Last week, at its annual meeting in Paris, the World Organisation for Animal Health accepted documentation for the last 14 countries that they were now free of rinderpest, and made the welcome announcement. And now, the morbillivirus which causes the disease resides in secure laboratories under the tightest security.
This is the case with the only other disease which mankind has got rid of – smallpox, which exists in two laboratories – one in the United States and the other in Russia. There have been repeated requests and demands that the remaining stocks of the virus be destroyed, but scientists fear that if that were to happen we would be left absolutely defenceless in the unlikely event that the disease resurfaces in some guise. Specialists from several countries get together periodically to review the case, and each time they put off the destruction of the stocks of the virus. You are likely to hear the same about rinderpest.

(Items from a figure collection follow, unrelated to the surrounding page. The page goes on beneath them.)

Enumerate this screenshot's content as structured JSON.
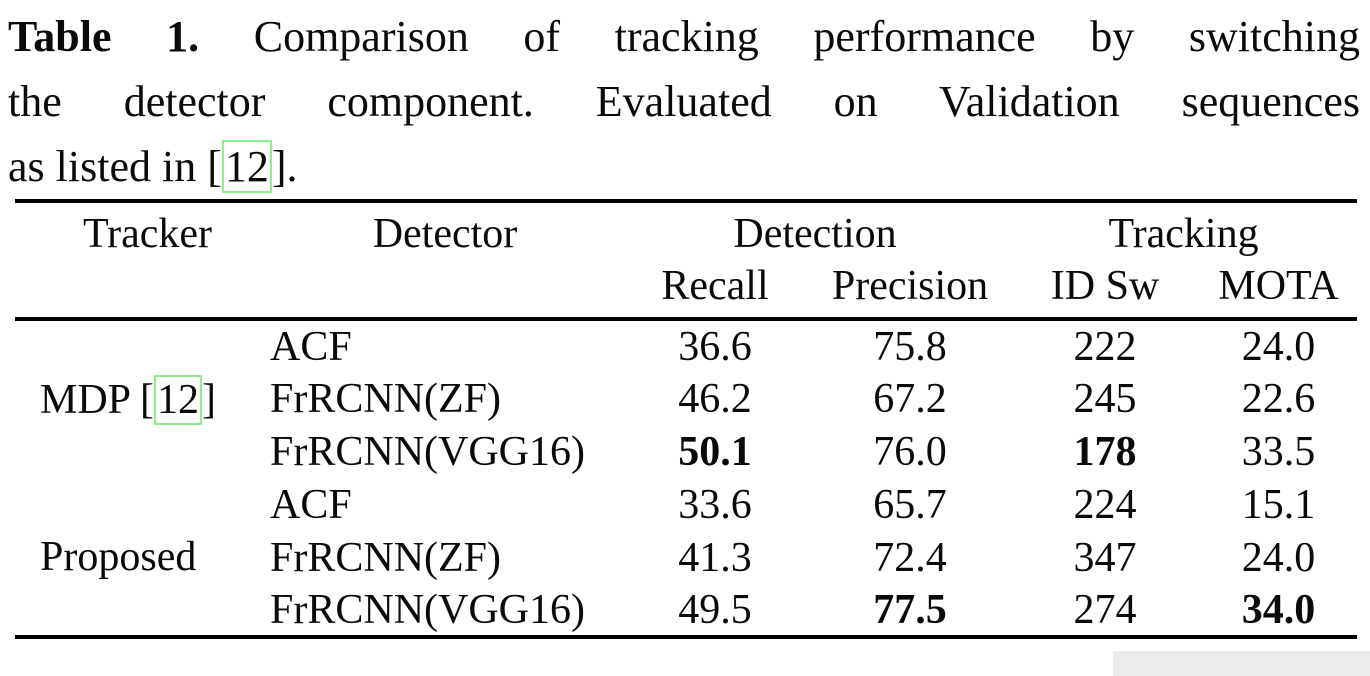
{
  "caption": {
    "label": "Table 1.",
    "line1_rest": "Comparison of tracking performance by switching",
    "line2": "the detector component.  Evaluated on Validation sequences",
    "line3_prefix": "as listed in [",
    "citation": "12",
    "line3_suffix": "]."
  },
  "table": {
    "columns": {
      "tracker": "Tracker",
      "detector": "Detector",
      "detection_group": "Detection",
      "tracking_group": "Tracking",
      "recall": "Recall",
      "precision": "Precision",
      "id_switches": "ID Sw",
      "mota": "MOTA"
    },
    "groups": [
      {
        "tracker_prefix": "MDP [",
        "tracker_citation": "12",
        "tracker_suffix": "]",
        "rows": [
          {
            "detector": "ACF",
            "recall": "36.6",
            "precision": "75.8",
            "id_sw": "222",
            "mota": "24.0"
          },
          {
            "detector": "FrRCNN(ZF)",
            "recall": "46.2",
            "precision": "67.2",
            "id_sw": "245",
            "mota": "22.6"
          },
          {
            "detector": "FrRCNN(VGG16)",
            "recall": "50.1",
            "precision": "76.0",
            "id_sw": "178",
            "mota": "33.5"
          }
        ]
      },
      {
        "tracker": "Proposed",
        "rows": [
          {
            "detector": "ACF",
            "recall": "33.6",
            "precision": "65.7",
            "id_sw": "224",
            "mota": "15.1"
          },
          {
            "detector": "FrRCNN(ZF)",
            "recall": "41.3",
            "precision": "72.4",
            "id_sw": "347",
            "mota": "24.0"
          },
          {
            "detector": "FrRCNN(VGG16)",
            "recall": "49.5",
            "precision": "77.5",
            "id_sw": "274",
            "mota": "34.0"
          }
        ]
      }
    ]
  },
  "colors": {
    "text": "#0a0a0a",
    "rule": "#000000",
    "citation_box": "#90ee90",
    "background": "#ffffff",
    "artifact": "#ececec"
  }
}
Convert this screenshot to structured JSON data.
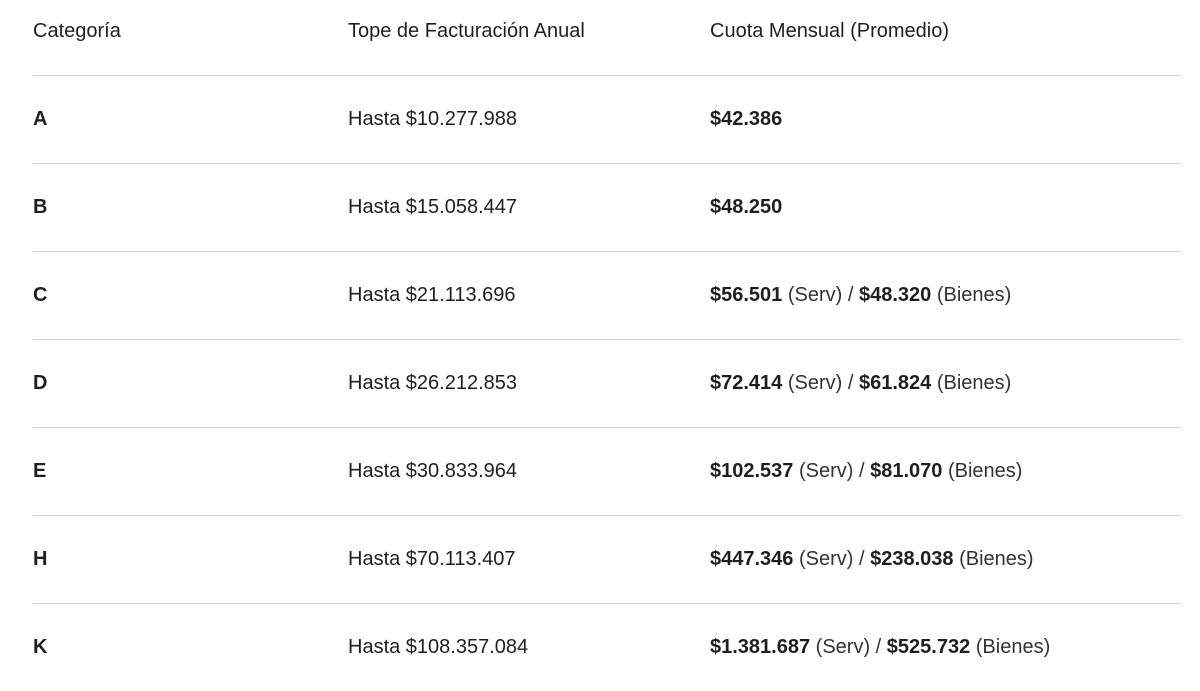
{
  "table": {
    "headers": [
      "Categoría",
      "Tope de Facturación Anual",
      "Cuota Mensual (Promedio)"
    ],
    "rows": [
      {
        "category": "A",
        "cap": "Hasta $10.277.988",
        "fee_serv": "$42.386",
        "serv_label": "",
        "separator": "",
        "fee_bienes": "",
        "bienes_label": ""
      },
      {
        "category": "B",
        "cap": "Hasta $15.058.447",
        "fee_serv": "$48.250",
        "serv_label": "",
        "separator": "",
        "fee_bienes": "",
        "bienes_label": ""
      },
      {
        "category": "C",
        "cap": "Hasta $21.113.696",
        "fee_serv": "$56.501",
        "serv_label": " (Serv) ",
        "separator": "/ ",
        "fee_bienes": "$48.320",
        "bienes_label": " (Bienes)"
      },
      {
        "category": "D",
        "cap": "Hasta $26.212.853",
        "fee_serv": "$72.414",
        "serv_label": " (Serv) ",
        "separator": "/ ",
        "fee_bienes": "$61.824",
        "bienes_label": " (Bienes)"
      },
      {
        "category": "E",
        "cap": "Hasta $30.833.964",
        "fee_serv": "$102.537",
        "serv_label": " (Serv) ",
        "separator": "/ ",
        "fee_bienes": "$81.070",
        "bienes_label": " (Bienes)"
      },
      {
        "category": "H",
        "cap": "Hasta $70.113.407",
        "fee_serv": "$447.346",
        "serv_label": " (Serv) ",
        "separator": "/ ",
        "fee_bienes": "$238.038",
        "bienes_label": " (Bienes)"
      },
      {
        "category": "K",
        "cap": "Hasta $108.357.084",
        "fee_serv": "$1.381.687",
        "serv_label": " (Serv) ",
        "separator": "/ ",
        "fee_bienes": "$525.732",
        "bienes_label": " (Bienes)"
      }
    ]
  },
  "colors": {
    "text": "#1f1f1f",
    "divider": "#d3d3d3",
    "background": "#ffffff"
  }
}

Smallpox and rinderpest share two important traits – both were extremely virulent and produced widespread devastation. Technically, they were also relatively easy to fight because the bug wasn’t prone to constant mutation like the common cold or influenza. So the scientists could develop a vaccine which would work everywhere. Another vital factor was that institutions all over the world bought into the programme and waged a continuing, unremitting battle until the diseases were conquered. I still have a couple of the old yellow smallpox vaccination booklets which were many years ago as important as your passport and in many cases more so than a visa in entering another country.
There are several other diseases which could be eradicated with the same resolve and dedication of resources. Tuberculosis, which went into decline after World War II, has returned in many places and childhood illness like measles, chickenpox and mumps are still with us, as is polio. An international effort to eradicate it was launched in 1988, but the virus is still circulating in eight countries. Malaria, one of the biggest killers in many parts of the world, provides an uphill fight for the health community. A big push to kill it off failed miserably in the 1950s.
But difficult as these battles may be, they can be won, as the arduous struggles against smallpox and rinderpest have demonstrated. The FAO’s chief of Animal Health Service, Juan Lubroth, is justifiably satisfied with the success of the fight against rinderpest: “When I see the person who used to sit in my current chair 20, 25, even 30 years ago, that’s when it really, really hits me. It also hits me when I hear people’s stories – the villager, the grandmother of today who remembers the disease as a child, and talks about the devastation. I also choke up when I look at old photographs, that are kind of faded, of the people involved in the fight against rinderpest and I think, “We would not be here today without them.”